Three.js is a renderer, not an engine
The first thing worth being clear about: Three.js draws 3D geometry with WebGL, but it doesn't make a game. There's no built-in concept of a player, an enemy, a weapon, health, or "you got shot". All of that is code I wrote on top. So the project is really a small custom game engine that happens to use Three.js for the pixels.
The structure is a classic game loop fanning out to managers:
Main render loop
└─ Game Manager
├─ Input Manager (keyboard+mouse / touch)
├─ Collision Detection (raycaster)
└─ Entity Manager
├─ Player Controller
└─ Enemy AI arrayThe render loop and pointer lock
The heart of it is a requestAnimationFrame loop. Each frame: read input,
advance the player, update every enemy, run collision checks, then render. Mouse-look uses
the browser's PointerLock API — when you click into the game the cursor is
captured and raw mouse movement turns the camera, which is what makes it feel like a native
FPS rather than a thing in a web page.
Shooting: hitscan raycasting
Weapons are hitscan, not simulated projectiles. When you fire, the engine casts a ray straight out from the centre of the camera and asks which enemy bounding boxes it intersects; the nearest intersection is the hit. This is exactly how fast-firing weapons work in most shooters — there's no bullet to animate across the room, the shot resolves the instant you click. Each weapon just changes the numbers around that ray:
- Pistol — reliable starter, single accurate ray
- Rifle — high fire rate, medium damage
- Shotgun — several rays with a random angular spread for close-range spread
- SMG — spray-and-pray, high mobility
Enemies: wave spawning and vector pathfinding
Zombies spawn in waves, with each wave scaling their stats up so the game gets harder. Their "AI" is deliberately simple and cheap: every frame each enemy computes the vector from itself to the player's position and translates a step along it — shortest path, straight at you. With dozens of enemies on screen, simple-and-cheap beats clever-and- expensive every time.
There's also a mystery box for weapon drops, driven by random number generation feeding a little state machine — roll, reveal, grant weapon, cool down.
Hitting 60 FPS in a browser tab
A browser game lives or dies on frame rate, and the wins here are unglamorous:
- Low-poly geometry. Fewer triangles to push every frame.
- Frustum culling. Objects outside the camera's view aren't drawn at all.

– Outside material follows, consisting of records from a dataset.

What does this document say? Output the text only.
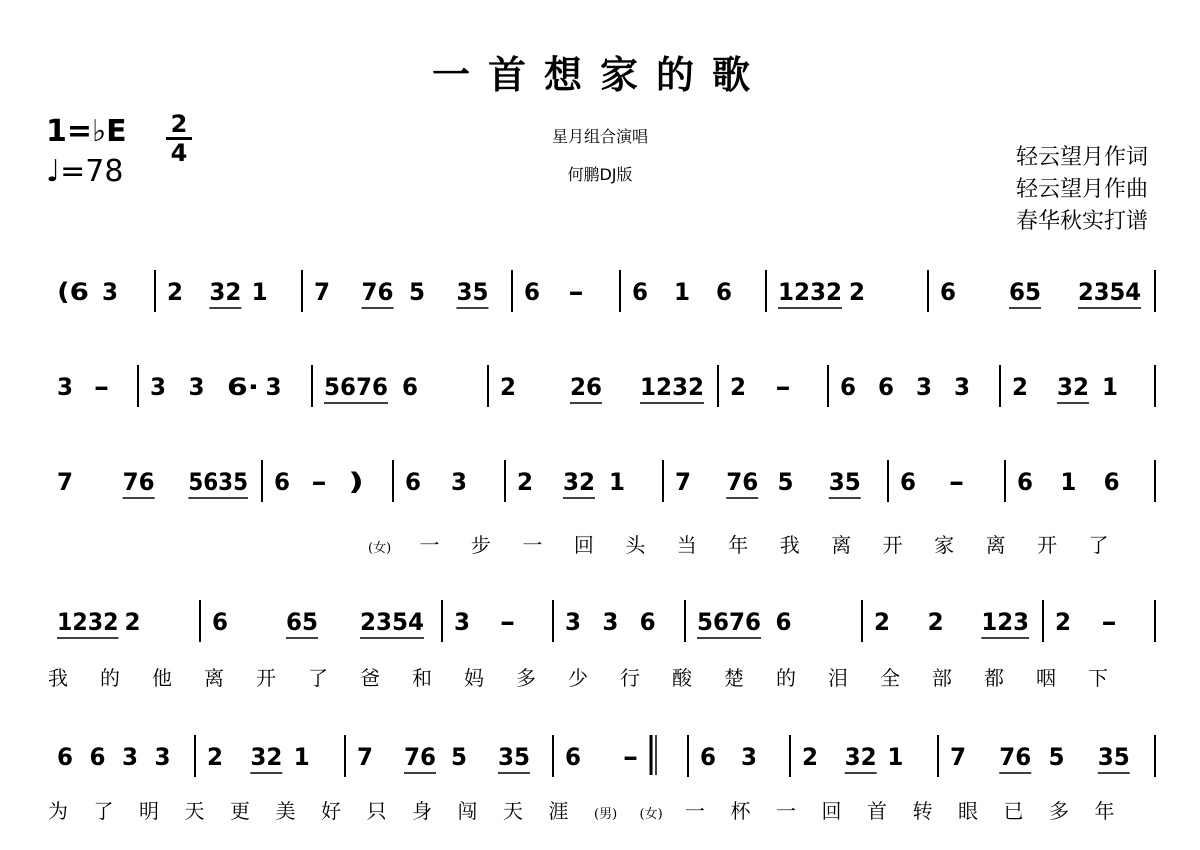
一首想家的歌
1=♭E
♩=78
2
4
星月组合演唱
何鹏DJ版
轻云望月作词
轻云望月作曲
春华秋实打谱
(6 3 2 32 1 7 76 5 35 6 - 6 1 6 1232 2	6 65 2354
3 - 3 3 6· 3 5676 6	2 26 1232 2 - 6 6 3 3 2 32 1
7 76 5635 6 - ) 6 3 2 32 1 7 76 5 35 6 - 6 1 6
(女) 一 步 一 回 头 当 年 我 离 开 家 离 开 了
1232 2	6 65 2354 3 - 3 3 6 5676 6	2 2 123 2 -
我 的 他 离 开 了 爸 和 妈 多 少 行 酸 楚 的 泪 全 部 都 咽 下
6 6 3 3 2 32 1 7 76 5 35 6 -	6 3 2 32 1 7 76 5 35
为 了 明 天 更 美 好 只 身 闯 天 涯 (男) (女) 一 杯 一 回 首 转 眼 已 多 年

- Object pooling. Bullets and enemies are reused from a pool instead of being allocated and thrown away constantly — which is what keeps the garbage collector from stuttering the frame rate at the worst possible moment.

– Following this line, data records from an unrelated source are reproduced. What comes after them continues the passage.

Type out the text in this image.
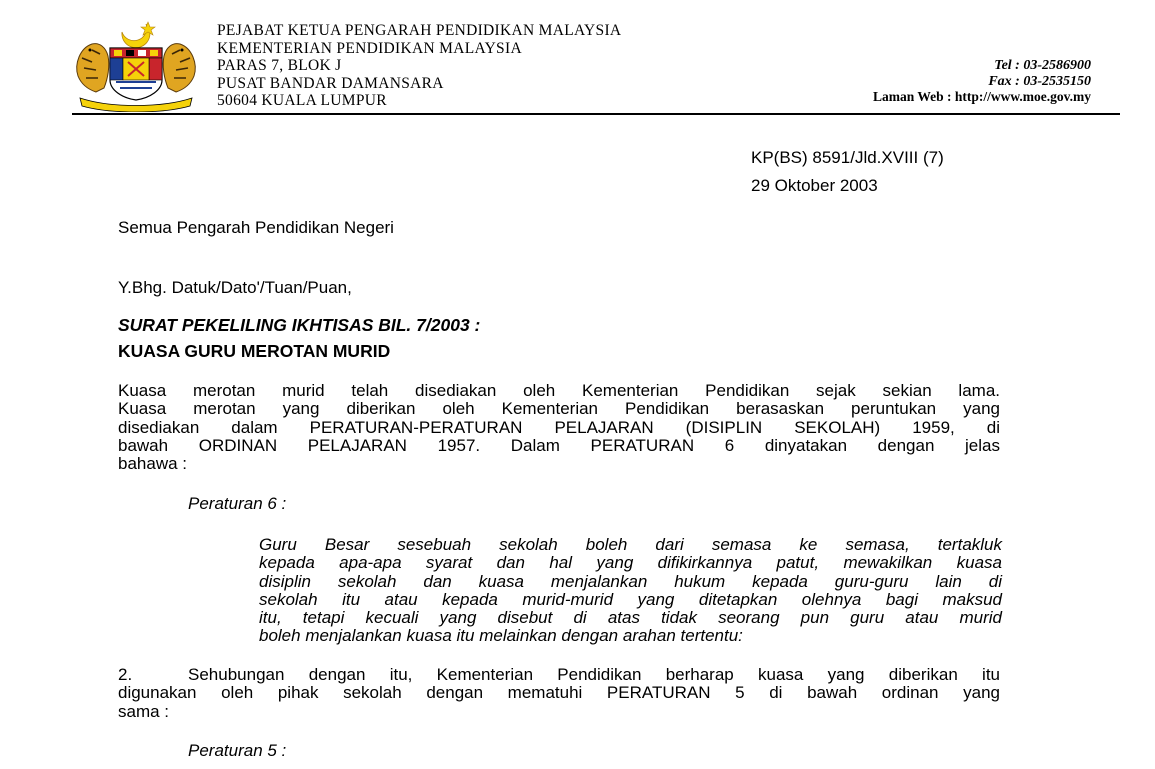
PEJABAT KETUA PENGARAH PENDIDIKAN MALAYSIA
KEMENTERIAN PENDIDIKAN MALAYSIA
PARAS 7, BLOK J
PUSAT BANDAR DAMANSARA
50604 KUALA LUMPUR
Tel : 03-2586900
Fax : 03-2535150
Laman Web : http://www.moe.gov.my
KP(BS) 8591/Jld.XVIII (7)
29 Oktober 2003
Semua Pengarah Pendidikan Negeri
Y.Bhg. Datuk/Dato'/Tuan/Puan,
SURAT PEKELILING IKHTISAS BIL. 7/2003 :
KUASA GURU MEROTAN MURID
Kuasa merotan murid telah disediakan oleh Kementerian Pendidikan sejak sekian lama.
Kuasa merotan yang diberikan oleh Kementerian Pendidikan berasaskan peruntukan yang
disediakan dalam PERATURAN-PERATURAN PELAJARAN (DISIPLIN SEKOLAH) 1959, di
bawah ORDINAN PELAJARAN 1957. Dalam PERATURAN 6 dinyatakan dengan jelas
bahawa :
Peraturan 6 :
Guru Besar sesebuah sekolah boleh dari semasa ke semasa, tertakluk
kepada apa-apa syarat dan hal yang difikirkannya patut, mewakilkan kuasa
disiplin sekolah dan kuasa menjalankan hukum kepada guru-guru lain di
sekolah itu atau kepada murid-murid yang ditetapkan olehnya bagi maksud
itu, tetapi kecuali yang disebut di atas tidak seorang pun guru atau murid
boleh menjalankan kuasa itu melainkan dengan arahan tertentu:
2.	Sehubungan dengan itu, Kementerian Pendidikan berharap kuasa yang diberikan itu
digunakan oleh pihak sekolah dengan mematuhi PERATURAN 5 di bawah ordinan yang
sama :
Peraturan 5 :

Spatial audio is approximated with Howler.js, and the whole thing is bundled with Vite and deployed to GitHub Pages by a GitHub Actions workflow on every push.

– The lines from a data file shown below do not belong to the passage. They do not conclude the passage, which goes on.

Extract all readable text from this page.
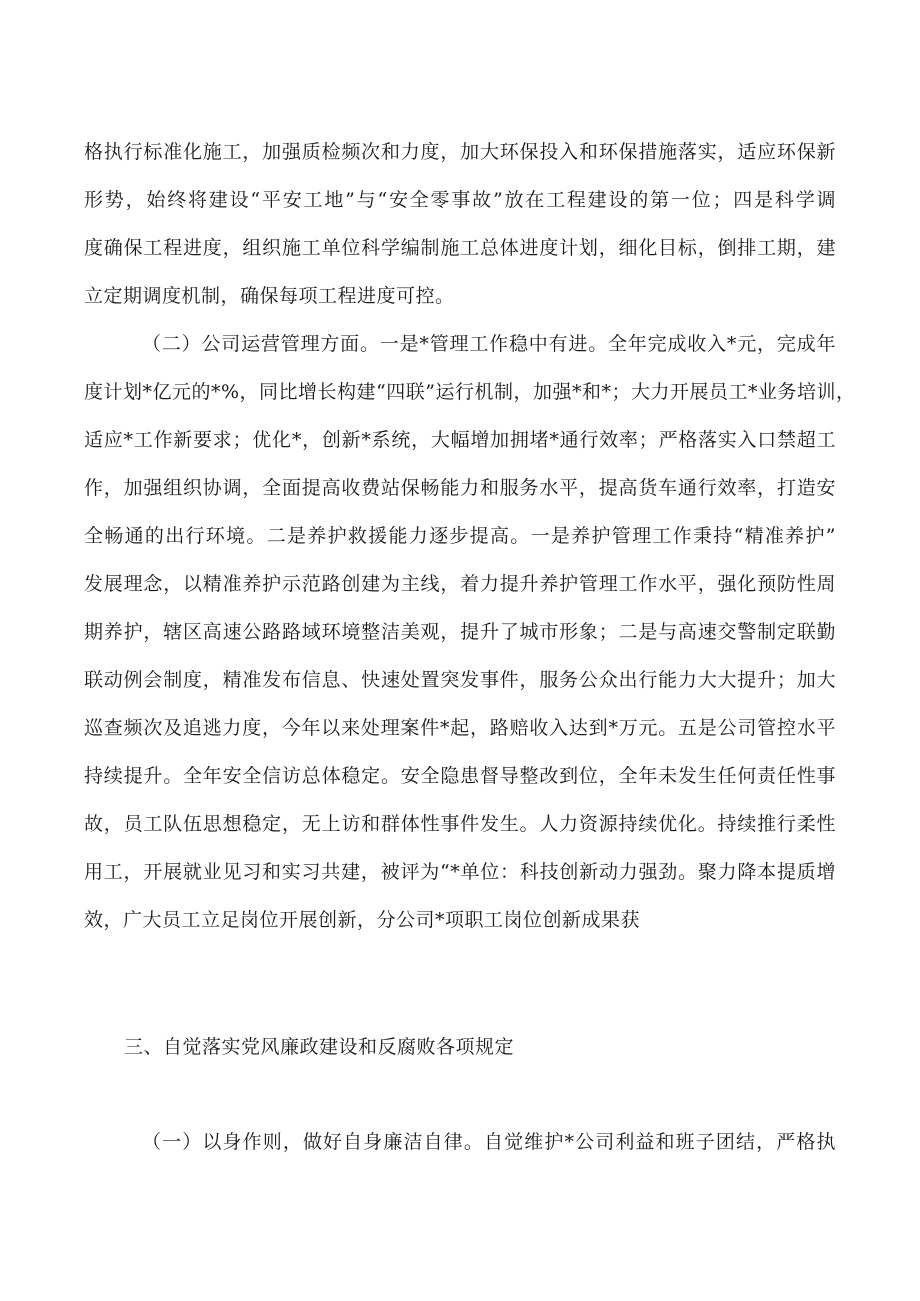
格执行标准化施工，加强质检频次和力度，加大环保投入和环保措施落实，适应环保新
形势，始终将建设“平安工地”与“安全零事故”放在工程建设的第一位；四是科学调
度确保工程进度，组织施工单位科学编制施工总体进度计划，细化目标，倒排工期，建
立定期调度机制，确保每项工程进度可控。
（二）公司运营管理方面。一是*管理工作稳中有进。全年完成收入*元，完成年
度计划*亿元的*%，同比增长构建“四联”运行机制，加强*和*；大力开展员工*业务培训，
适应*工作新要求；优化*，创新*系统，大幅增加拥堵*通行效率；严格落实入口禁超工
作，加强组织协调，全面提高收费站保畅能力和服务水平，提高货车通行效率，打造安
全畅通的出行环境。二是养护救援能力逐步提高。一是养护管理工作秉持“精准养护”
发展理念，以精准养护示范路创建为主线，着力提升养护管理工作水平，强化预防性周
期养护，辖区高速公路路域环境整洁美观，提升了城市形象；二是与高速交警制定联勤
联动例会制度，精准发布信息、快速处置突发事件，服务公众出行能力大大提升；加大
巡查频次及追逃力度，今年以来处理案件*起，路赔收入达到*万元。五是公司管控水平
持续提升。全年安全信访总体稳定。安全隐患督导整改到位，全年未发生任何责任性事
故，员工队伍思想稳定，无上访和群体性事件发生。人力资源持续优化。持续推行柔性
用工，开展就业见习和实习共建，被评为“*单位：科技创新动力强劲。聚力降本提质增
效，广大员工立足岗位开展创新，分公司*项职工岗位创新成果获
三、自觉落实党风廉政建设和反腐败各项规定
（一）以身作则，做好自身廉洁自律。自觉维护*公司利益和班子团结，严格执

One input manager, desktop and mobile
The same build runs on a phone. A unified Input Manager maps keyboard + mouse on desktop and on-screen touch joysticks on mobile to the same internal actions, so the player controller doesn't know or care which device it's on. Writing input as an abstraction layer from the start is one of those decisions that pays for itself the moment you add a second platform.
Why bother building it raw?
You could ship this faster in a real engine. But building the loop, the raycaster and the entity system by hand is the best way I know to actually understand why engines are shaped the way they are — and the payoff is a 3D game with zero install friction. Someone clicks a link and they're playing.